2) Tahlil(Analiz=İnceleme) : Kaynaklardan elde ettiğimiz bilgiler güvenilir mi?Karşılaştırma yapılarak bilgiler bu yönde incelenir.
3) Tenkit(Eleştiri): Elde edilen bilgilerin işe yarayıp yaramadığı, hangi bilgilerin kullanılacağı belirlenir.
- SENTEZ(BİRLEŞTİRME): Kaynaklardan elde edilen bilgiler düzenlenerek yazılması safhasıdır.
Tarihi dönemlere ve insanoğlunun gelişimine özet bakış
Medeniyetler tarihinin kısa özetine baktığımızda ateşin bulunmasıyla başlayıp, tekerleğin icadına ardında tarıma geçiş, buhar gücü, sanayi devrimi, elektrik elde edilmeye başlanması, petrol ve petrole dayalı petro-kimya ürünlerinin kullanılmaya başlanması, radyoların yaygınlaşmasından televizyonlara derken bir çok önemli gelişme listelenebilir.
Bu gelişmelerin her biri insanlık tarihini değiştiren ve dünyada yaşayan bütün insanları dolaylı ya da direk olarak etkileyecek gelişmeler. Ancak insanlığın tamamını etkileyen tüm bu gelişmelerin ortak özelliği insanlığın tamamına yayılması, çoğunlukla bir insan ömründen daha uzun sürmüştür. Ta ki internete kadar.

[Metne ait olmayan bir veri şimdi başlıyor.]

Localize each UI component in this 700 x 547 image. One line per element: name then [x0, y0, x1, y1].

Şimdiye dek hiçbir yenilik, 1990’lı yıllarda hayatımıza giren internet ve buna bağlı teknolojik gelişmeler kadar hızlı yaygınlaşmamış, günlük hayatımızı, iş yapış biçimlerimizi kökten değiştirecek etkiler bırakmamıştır. Önceleri sadece iletişim yöntemlerimizi değiştirirken fiziksel ürünlerin üretilmesinden, kopyalanmasına, insanların yaptığı işleri yapan yapay zeka robotların üretilmesinden, sürücüsüz araçların trafiğe girmesine kadar hayatımızı değiştirmiştir. Ayrıca bununla kalmayıp çalıştığımız tüm sektörlerde iş yapma şeklini yapılan işte çalışan kişi sayısını dolayısıyla işin kendisini A’dan Z’ye değiştirmiş, geliştirmiş ve etkilemiştir.
Tarihte kullandıkları teknolojileri tam olarak çözemediğimiz birkaç toplum dışında [mısırlılar gibi] hiçbir toplum günümüzdeki teknolojik seviyelere ulaşmamıştır. Bilgiye erişim, iletişim ve teknolojik gelişmeler insan hayatını tamamen değiştirmiştir.